Combien de victimes peut-on imputer à des thérapeutes déviants ? Impossible à dire. Mais il semble que celles-ci sont bien supérieures au nombre de personnes demandant à être aidées. Si leurs proches témoignent parfois (lire les Paroles en page suivante), les principaux intéressés, eux, se manifestent peu ou pas du tout. « Soit les victimes restent complices de ce qu’elles ont traversé, persuadées que le gourou est dans le vrai ; soit elles sont sorties de cette relation d’emprise, mais pour basculer dans un refus de contact », analyse Michel Topaloff, psychiatre et psychanalyste.

Car l’effet des pratiques charlatanesques est assimilable à un traumatisme : la personne perd toute confiance en autrui. « Ce sont des gens qui ont été trompés, trahis par celui ou celle en qui ils avaient placé tous leurs espoirs. Comme s’ils avaient vécu une histoire d’amour dans laquelle le prince charmant s’avère être un salaud.

Ils en éprouvent de la honte et, en même temps, ont les plus grandes peines du monde à se confier à un nouveau thérapeute », reprend Erik Nortier.

« Illusion groupale »
Pour ces deux psychiatres, l’adhésion à une entreprise sectaire s’apparente à l’addiction toxicomaniaque. « C’est le fruit d’une rencontre entre une fragilité personnelle, un “dealer” – le gourou – et une drogue – la secte », poursuit Erik Nortier, paraphrasant le spécialiste des drogués récemment décédé Claude Olievenstein. À partir du moment où l’on entre dans ce système de croyance, que l’on fait partie du groupe, plus rien d’autre n’a d’importance. La personne vit une « illusion groupale », telle que décrite par le psychanalyste Didier Anzieu : les membres du groupe sont unis dans l’amour du père (du gourou), ils expulsent leur agressivité vers l’extérieur et vivent dans un état d’euphorie spécifique qualifié par les psychiatres d’« élation ».

Autant d’éléments qui expliquent la difficulté qu’ont les sortants de secte à se reconstruire : il leur faut à la fois faire le deuil du « paradis perdu » qu’a constitué le groupe à un moment donné, retrouver des repères leur permettant de vivre sans l’appui du groupe et admettre que ce qu’ils ont subi n’est pas sans lien avec leur histoire personnelle. Pour ce cheminement, « il est préférable qu’ils soient entourés », estime le docteur Topaloff, qui préfère adresser ces patients à un centre de thérapie familiale.

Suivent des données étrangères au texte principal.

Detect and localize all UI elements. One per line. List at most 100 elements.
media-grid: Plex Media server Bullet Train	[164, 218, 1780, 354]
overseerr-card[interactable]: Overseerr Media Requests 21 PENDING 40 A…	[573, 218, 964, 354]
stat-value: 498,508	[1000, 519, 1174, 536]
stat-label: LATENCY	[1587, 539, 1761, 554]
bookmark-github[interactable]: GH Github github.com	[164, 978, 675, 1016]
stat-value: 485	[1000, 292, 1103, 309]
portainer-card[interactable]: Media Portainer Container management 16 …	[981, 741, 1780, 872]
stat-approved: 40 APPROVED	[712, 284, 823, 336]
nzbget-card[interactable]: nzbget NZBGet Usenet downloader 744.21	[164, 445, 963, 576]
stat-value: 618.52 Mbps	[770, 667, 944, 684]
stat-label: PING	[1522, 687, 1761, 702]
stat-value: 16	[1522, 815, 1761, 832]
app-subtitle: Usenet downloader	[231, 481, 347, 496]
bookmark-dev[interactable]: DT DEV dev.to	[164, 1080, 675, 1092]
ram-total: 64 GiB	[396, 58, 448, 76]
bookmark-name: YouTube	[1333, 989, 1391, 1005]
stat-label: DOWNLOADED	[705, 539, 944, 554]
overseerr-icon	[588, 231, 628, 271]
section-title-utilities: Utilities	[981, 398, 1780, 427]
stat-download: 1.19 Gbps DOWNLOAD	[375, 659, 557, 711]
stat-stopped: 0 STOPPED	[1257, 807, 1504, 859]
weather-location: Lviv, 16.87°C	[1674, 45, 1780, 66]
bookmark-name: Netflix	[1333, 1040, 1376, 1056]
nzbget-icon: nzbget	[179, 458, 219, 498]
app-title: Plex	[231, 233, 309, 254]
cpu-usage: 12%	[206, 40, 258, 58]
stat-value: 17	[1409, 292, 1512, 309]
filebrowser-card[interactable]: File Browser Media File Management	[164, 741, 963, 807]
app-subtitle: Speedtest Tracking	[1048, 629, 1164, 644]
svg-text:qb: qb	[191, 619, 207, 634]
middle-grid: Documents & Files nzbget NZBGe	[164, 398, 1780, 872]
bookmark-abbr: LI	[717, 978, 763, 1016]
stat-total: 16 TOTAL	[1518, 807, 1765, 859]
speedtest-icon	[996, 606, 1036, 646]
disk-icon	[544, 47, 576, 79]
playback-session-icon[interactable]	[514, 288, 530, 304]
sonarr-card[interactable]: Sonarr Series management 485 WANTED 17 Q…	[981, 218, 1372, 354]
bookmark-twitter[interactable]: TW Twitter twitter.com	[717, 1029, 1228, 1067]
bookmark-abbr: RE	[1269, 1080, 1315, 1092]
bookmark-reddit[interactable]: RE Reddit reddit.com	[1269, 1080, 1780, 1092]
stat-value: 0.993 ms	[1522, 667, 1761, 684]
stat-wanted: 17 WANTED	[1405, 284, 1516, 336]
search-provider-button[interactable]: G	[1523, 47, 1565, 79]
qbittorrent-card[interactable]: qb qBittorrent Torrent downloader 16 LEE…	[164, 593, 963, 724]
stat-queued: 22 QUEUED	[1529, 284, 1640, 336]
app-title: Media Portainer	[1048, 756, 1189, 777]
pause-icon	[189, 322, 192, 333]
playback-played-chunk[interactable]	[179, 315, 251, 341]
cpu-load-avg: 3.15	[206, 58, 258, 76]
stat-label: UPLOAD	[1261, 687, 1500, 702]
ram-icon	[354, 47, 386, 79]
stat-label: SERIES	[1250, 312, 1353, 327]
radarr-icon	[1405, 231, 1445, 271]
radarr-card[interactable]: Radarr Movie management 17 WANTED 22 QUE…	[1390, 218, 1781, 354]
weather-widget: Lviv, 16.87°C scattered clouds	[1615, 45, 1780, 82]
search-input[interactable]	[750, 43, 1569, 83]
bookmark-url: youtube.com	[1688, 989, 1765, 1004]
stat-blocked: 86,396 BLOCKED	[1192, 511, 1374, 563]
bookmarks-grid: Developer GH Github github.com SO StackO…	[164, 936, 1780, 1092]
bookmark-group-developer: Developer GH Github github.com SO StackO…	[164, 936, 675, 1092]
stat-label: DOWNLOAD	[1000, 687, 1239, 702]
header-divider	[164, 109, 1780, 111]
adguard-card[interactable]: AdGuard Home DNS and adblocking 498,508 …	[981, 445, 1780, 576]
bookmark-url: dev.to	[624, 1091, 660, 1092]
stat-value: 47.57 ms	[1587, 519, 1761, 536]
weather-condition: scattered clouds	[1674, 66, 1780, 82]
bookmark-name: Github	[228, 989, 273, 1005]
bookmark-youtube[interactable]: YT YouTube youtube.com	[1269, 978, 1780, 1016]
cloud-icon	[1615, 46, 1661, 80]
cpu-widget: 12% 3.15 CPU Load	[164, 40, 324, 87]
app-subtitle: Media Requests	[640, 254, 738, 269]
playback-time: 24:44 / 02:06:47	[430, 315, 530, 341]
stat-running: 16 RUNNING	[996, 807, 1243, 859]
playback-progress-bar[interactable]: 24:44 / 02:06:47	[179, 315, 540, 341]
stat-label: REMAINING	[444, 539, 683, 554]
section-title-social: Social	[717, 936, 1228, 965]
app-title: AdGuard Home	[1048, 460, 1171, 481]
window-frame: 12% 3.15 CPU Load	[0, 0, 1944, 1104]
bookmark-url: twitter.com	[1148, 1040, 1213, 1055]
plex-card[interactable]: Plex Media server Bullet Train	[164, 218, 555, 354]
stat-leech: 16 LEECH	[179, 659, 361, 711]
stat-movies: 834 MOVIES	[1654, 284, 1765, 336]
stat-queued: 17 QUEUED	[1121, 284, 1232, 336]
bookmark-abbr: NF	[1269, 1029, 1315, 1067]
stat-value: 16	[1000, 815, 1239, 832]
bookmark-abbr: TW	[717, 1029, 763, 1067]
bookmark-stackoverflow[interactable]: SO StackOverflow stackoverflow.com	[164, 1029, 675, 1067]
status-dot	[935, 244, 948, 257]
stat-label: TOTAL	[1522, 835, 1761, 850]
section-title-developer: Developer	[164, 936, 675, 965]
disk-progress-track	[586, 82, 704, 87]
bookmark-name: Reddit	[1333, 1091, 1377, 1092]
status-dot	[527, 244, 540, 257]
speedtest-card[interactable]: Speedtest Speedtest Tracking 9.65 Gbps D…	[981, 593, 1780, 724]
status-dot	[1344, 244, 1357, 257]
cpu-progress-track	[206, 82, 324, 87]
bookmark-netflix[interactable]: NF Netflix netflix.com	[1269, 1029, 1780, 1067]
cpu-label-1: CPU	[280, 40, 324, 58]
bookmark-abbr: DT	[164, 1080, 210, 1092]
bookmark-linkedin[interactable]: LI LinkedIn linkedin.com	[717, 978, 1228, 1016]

Mais la parade essentielle reste bien évidemment la prévention. La Miviludes propose ainsi de « dresser un inventaire précis et régulièrement actualisé de l’offre à risque », « d’évaluer les contenus, les limites et la dangerosité des pratiques non conventionnelles à visée thérapeutique » et « d’informer régulièrement le grand public ». Les psychiatres, eux, donnent quelques pistes sur les signes qui doivent alerter : « Il faut se méfier de quelqu’un qui promet la guérison psychique à tout coup », avertit ainsi le docteur Michel Topaloff.

En ce domaine, la solution miracle n’existe pas – cela se saurait. Quant à Erik Nortier, il met en garde contre les groupes qui proposent de soi-disant « tests psychologiques » minute : « à partir du moment où vous acceptez, vous êtes cuits, prévient-il, parce qu’ils savent que vous n’allez pas forcément très bien. » Des recommandations en apparence très simples, mais qui peuvent éviter à chacun d’entre nous d’être, un jour, pris dans un engrenage fatal.